Friday 26 October 2012

Cool For Cats


Cool For Cats was the first coloured vinyl in my collection – the 12 inch version. I swapped it with a guy at school when I was 13. The deal was Cool For Cats for a Bill Haley compilation album and a couple of Elvis records – G.I Blues and Moody Blue (there was a mini Rockabilly revival happening around our way at the time). 

The three records that formed my end of the deal had been purloined from the family record collection. Theft, essentially. But I just had to have it. Pink vinyl.

Cool For Cats was the first Squeeze record I’d been aware of. I’d seen them doing it on Top of the Pops. I was 10. Chris Difford – the one with the dark hair and the voice like a Deptford scrap yard in full spate – took the lead vocal.

When I next saw Squeeze, Glenn Tilbrook – the blond one with the sweet voice – was singing lead on the kitchen sink drama of Up the Junction. “Oh look,” I thought to myself, “they’re giving the other guy a go at the singing.”

First impressions last – to such an extent that I’m somewhere still slightly confused when I see Tilbrook, “the other guy”, and not Difford singing lead with Squeeze. I just can’t shake it.

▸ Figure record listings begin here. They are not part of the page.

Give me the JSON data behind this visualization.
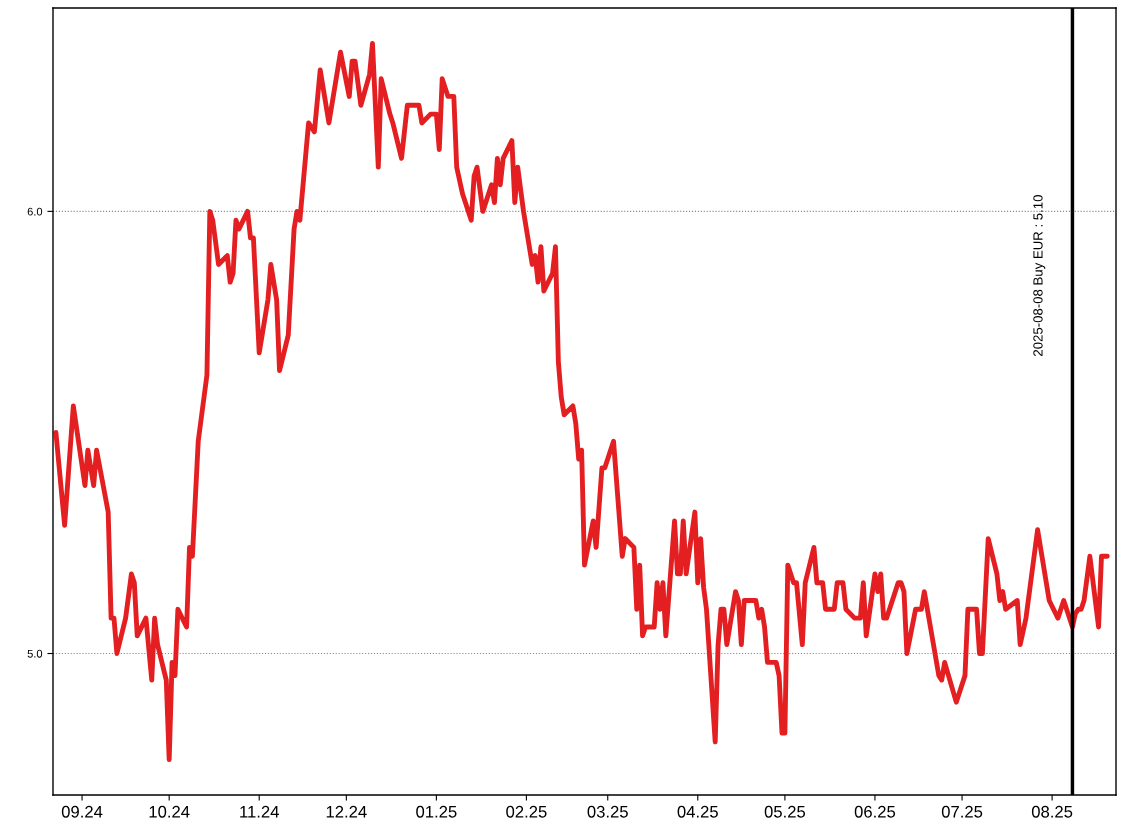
{
  "chart_data": {
    "type": "line",
    "x": [
      "2024-08-23",
      "2024-08-26",
      "2024-08-29",
      "2024-09-02",
      "2024-09-03",
      "2024-09-05",
      "2024-09-06",
      "2024-09-10",
      "2024-09-11",
      "2024-09-12",
      "2024-09-13",
      "2024-09-16",
      "2024-09-18",
      "2024-09-19",
      "2024-09-20",
      "2024-09-23",
      "2024-09-25",
      "2024-09-26",
      "2024-09-27",
      "2024-09-30",
      "2024-10-01",
      "2024-10-02",
      "2024-10-03",
      "2024-10-04",
      "2024-10-07",
      "2024-10-08",
      "2024-10-09",
      "2024-10-11",
      "2024-10-14",
      "2024-10-15",
      "2024-10-16",
      "2024-10-18",
      "2024-10-21",
      "2024-10-22",
      "2024-10-23",
      "2024-10-24",
      "2024-10-25",
      "2024-10-28",
      "2024-10-29",
      "2024-10-30",
      "2024-11-01",
      "2024-11-04",
      "2024-11-05",
      "2024-11-07",
      "2024-11-08",
      "2024-11-11",
      "2024-11-13",
      "2024-11-14",
      "2024-11-15",
      "2024-11-18",
      "2024-11-20",
      "2024-11-22",
      "2024-11-25",
      "2024-11-29",
      "2024-12-02",
      "2024-12-03",
      "2024-12-04",
      "2024-12-06",
      "2024-12-09",
      "2024-12-10",
      "2024-12-12",
      "2024-12-13",
      "2024-12-16",
      "2024-12-17",
      "2024-12-20",
      "2024-12-22",
      "2024-12-26",
      "2024-12-27",
      "2024-12-30",
      "2025-01-01",
      "2025-01-02",
      "2025-01-03",
      "2025-01-05",
      "2025-01-07",
      "2025-01-08",
      "2025-01-10",
      "2025-01-13",
      "2025-01-14",
      "2025-01-15",
      "2025-01-17",
      "2025-01-20",
      "2025-01-21",
      "2025-01-22",
      "2025-01-23",
      "2025-01-24",
      "2025-01-27",
      "2025-01-28",
      "2025-01-29",
      "2025-01-31",
      "2025-02-03",
      "2025-02-04",
      "2025-02-05",
      "2025-02-06",
      "2025-02-07",
      "2025-02-10",
      "2025-02-11",
      "2025-02-12",
      "2025-02-13",
      "2025-02-14",
      "2025-02-17",
      "2025-02-18",
      "2025-02-19",
      "2025-02-20",
      "2025-02-21",
      "2025-02-24",
      "2025-02-25",
      "2025-02-27",
      "2025-02-28",
      "2025-03-03",
      "2025-03-06",
      "2025-03-07",
      "2025-03-10",
      "2025-03-11",
      "2025-03-12",
      "2025-03-13",
      "2025-03-14",
      "2025-03-17",
      "2025-03-18",
      "2025-03-19",
      "2025-03-20",
      "2025-03-21",
      "2025-03-24",
      "2025-03-25",
      "2025-03-26",
      "2025-03-27",
      "2025-03-28",
      "2025-03-31",
      "2025-04-01",
      "2025-04-02",
      "2025-04-03",
      "2025-04-04",
      "2025-04-07",
      "2025-04-08",
      "2025-04-09",
      "2025-04-10",
      "2025-04-11",
      "2025-04-14",
      "2025-04-15",
      "2025-04-16",
      "2025-04-17",
      "2025-04-21",
      "2025-04-22",
      "2025-04-23",
      "2025-04-24",
      "2025-04-25",
      "2025-04-28",
      "2025-04-29",
      "2025-04-30",
      "2025-05-01",
      "2025-05-02",
      "2025-05-04",
      "2025-05-05",
      "2025-05-07",
      "2025-05-08",
      "2025-05-11",
      "2025-05-12",
      "2025-05-14",
      "2025-05-15",
      "2025-05-18",
      "2025-05-19",
      "2025-05-21",
      "2025-05-22",
      "2025-05-25",
      "2025-05-27",
      "2025-05-28",
      "2025-05-29",
      "2025-06-01",
      "2025-06-02",
      "2025-06-03",
      "2025-06-04",
      "2025-06-05",
      "2025-06-09",
      "2025-06-10",
      "2025-06-11",
      "2025-06-12",
      "2025-06-15",
      "2025-06-17",
      "2025-06-18",
      "2025-06-23",
      "2025-06-24",
      "2025-06-25",
      "2025-06-29",
      "2025-07-02",
      "2025-07-03",
      "2025-07-06",
      "2025-07-07",
      "2025-07-08",
      "2025-07-10",
      "2025-07-13",
      "2025-07-14",
      "2025-07-15",
      "2025-07-16",
      "2025-07-20",
      "2025-07-21",
      "2025-07-23",
      "2025-07-27",
      "2025-07-31",
      "2025-08-03",
      "2025-08-05",
      "2025-08-08",
      "2025-08-09",
      "2025-08-10",
      "2025-08-11",
      "2025-08-12",
      "2025-08-14",
      "2025-08-17",
      "2025-08-18",
      "2025-08-20"
    ],
    "series": [
      {
        "color": "#e41f22",
        "values": [
          5.5,
          5.29,
          5.56,
          5.38,
          5.46,
          5.38,
          5.46,
          5.32,
          5.08,
          5.08,
          5.0,
          5.08,
          5.18,
          5.16,
          5.04,
          5.08,
          4.94,
          5.08,
          5.02,
          4.94,
          4.76,
          4.98,
          4.95,
          5.1,
          5.06,
          5.24,
          5.22,
          5.48,
          5.63,
          6.0,
          5.98,
          5.88,
          5.9,
          5.84,
          5.86,
          5.98,
          5.96,
          6.0,
          5.94,
          5.94,
          5.68,
          5.8,
          5.88,
          5.8,
          5.64,
          5.72,
          5.96,
          6.0,
          5.98,
          6.2,
          6.18,
          6.32,
          6.2,
          6.36,
          6.26,
          6.34,
          6.34,
          6.24,
          6.31,
          6.38,
          6.1,
          6.3,
          6.22,
          6.2,
          6.12,
          6.24,
          6.24,
          6.2,
          6.22,
          6.22,
          6.14,
          6.3,
          6.26,
          6.26,
          6.1,
          6.04,
          5.98,
          6.08,
          6.1,
          6.0,
          6.06,
          6.02,
          6.12,
          6.06,
          6.12,
          6.16,
          6.02,
          6.1,
          6.0,
          5.88,
          5.9,
          5.84,
          5.92,
          5.82,
          5.86,
          5.92,
          5.66,
          5.58,
          5.54,
          5.56,
          5.52,
          5.44,
          5.46,
          5.2,
          5.3,
          5.24,
          5.42,
          5.42,
          5.48,
          5.22,
          5.26,
          5.24,
          5.1,
          5.2,
          5.04,
          5.06,
          5.06,
          5.16,
          5.1,
          5.16,
          5.04,
          5.3,
          5.18,
          5.18,
          5.3,
          5.18,
          5.32,
          5.16,
          5.26,
          5.15,
          5.1,
          4.8,
          5.02,
          5.1,
          5.1,
          5.02,
          5.14,
          5.12,
          5.02,
          5.12,
          5.12,
          5.08,
          5.1,
          5.06,
          4.98,
          4.98,
          4.95,
          4.82,
          4.82,
          5.2,
          5.16,
          5.16,
          5.02,
          5.16,
          5.24,
          5.16,
          5.16,
          5.1,
          5.1,
          5.16,
          5.16,
          5.1,
          5.08,
          5.08,
          5.16,
          5.04,
          5.18,
          5.14,
          5.18,
          5.08,
          5.08,
          5.16,
          5.16,
          5.14,
          5.0,
          5.1,
          5.1,
          5.14,
          4.95,
          4.94,
          4.98,
          4.89,
          4.95,
          5.1,
          5.1,
          5.0,
          5.0,
          5.26,
          5.18,
          5.12,
          5.14,
          5.1,
          5.12,
          5.02,
          5.08,
          5.28,
          5.12,
          5.08,
          5.12,
          5.06,
          5.09,
          5.1,
          5.1,
          5.12,
          5.22,
          5.06,
          5.22,
          5.22
        ]
      }
    ],
    "xlim": [
      "2024-08-22",
      "2025-08-23"
    ],
    "xticks": [
      {
        "value": "2024-09-01",
        "label": "09.24"
      },
      {
        "value": "2024-10-01",
        "label": "10.24"
      },
      {
        "value": "2024-11-01",
        "label": "11.24"
      },
      {
        "value": "2024-12-01",
        "label": "12.24"
      },
      {
        "value": "2025-01-01",
        "label": "01.25"
      },
      {
        "value": "2025-02-01",
        "label": "02.25"
      },
      {
        "value": "2025-03-01",
        "label": "03.25"
      },
      {
        "value": "2025-04-01",
        "label": "04.25"
      },
      {
        "value": "2025-05-01",
        "label": "05.25"
      },
      {
        "value": "2025-06-01",
        "label": "06.25"
      },
      {
        "value": "2025-07-01",
        "label": "07.25"
      },
      {
        "value": "2025-08-01",
        "label": "08.25"
      }
    ],
    "ylim": [
      4.68,
      6.46
    ],
    "yticks": [
      {
        "value": 5,
        "label": "5.0"
      },
      {
        "value": 6,
        "label": "6.0"
      }
    ],
    "grid": "y",
    "line_style": "solid",
    "ref_lines": [
      {
        "axis": "x",
        "value": "2025-08-08",
        "label": "2025-08-08 Buy EUR : 5.10",
        "color": "#000000",
        "line_style": "solid"
      }
    ]
  }
}
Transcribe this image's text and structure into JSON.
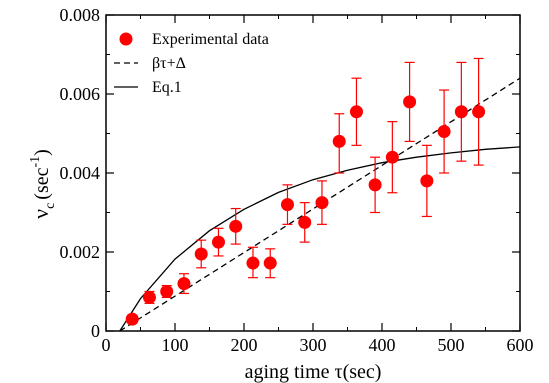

The topic of Squeeze also came up at school. For homework we were always given five words and asked to write each in a sentence. When presented with the word “junction”, a girl in my class called Lesley came up with the sentence “Squeeze had a hit with Up The Junction”. I thought this deeply cool. Not so the teacher, who chided her for the use of junction as a proper noun in a song title.

Harsh.

But it was an early lesson, if not in grammar then at least in what girls like. And girls like pop music. And so it follows… Pop music good.



The voice and the argot of Cool For Cats caught my ear vividly when I was 10. This was pop music without an American accent. The first verse seemed, to my child’s mind, to be about a western movie, which was indeed cool for cats for me, as we – my dad, granddad and me – loved westerns. Ditto the next verse about The Sweeney. The pictures were painted clearly enough for me to enjoy the narrative, even through the meaning was outwith my frame of reference: life never quite meets expectation and sometimes we have to clamber out of great torpor simply to carry on (this represented by the pseudo-prog instrumental of the middle eight).


The references to getting one's end away in the last verses were lost on me back then. But the music hall tone was clear: this was a funny record. Bleak, but funny.

Great fade-out, too, over Jools Holland’s spivvy, rinky-dink keyboard part. I’ve always loved a fade-out.

It was a record I loved all through my teens, despite the vagaries of fashion and fad, and is a record I love to this day.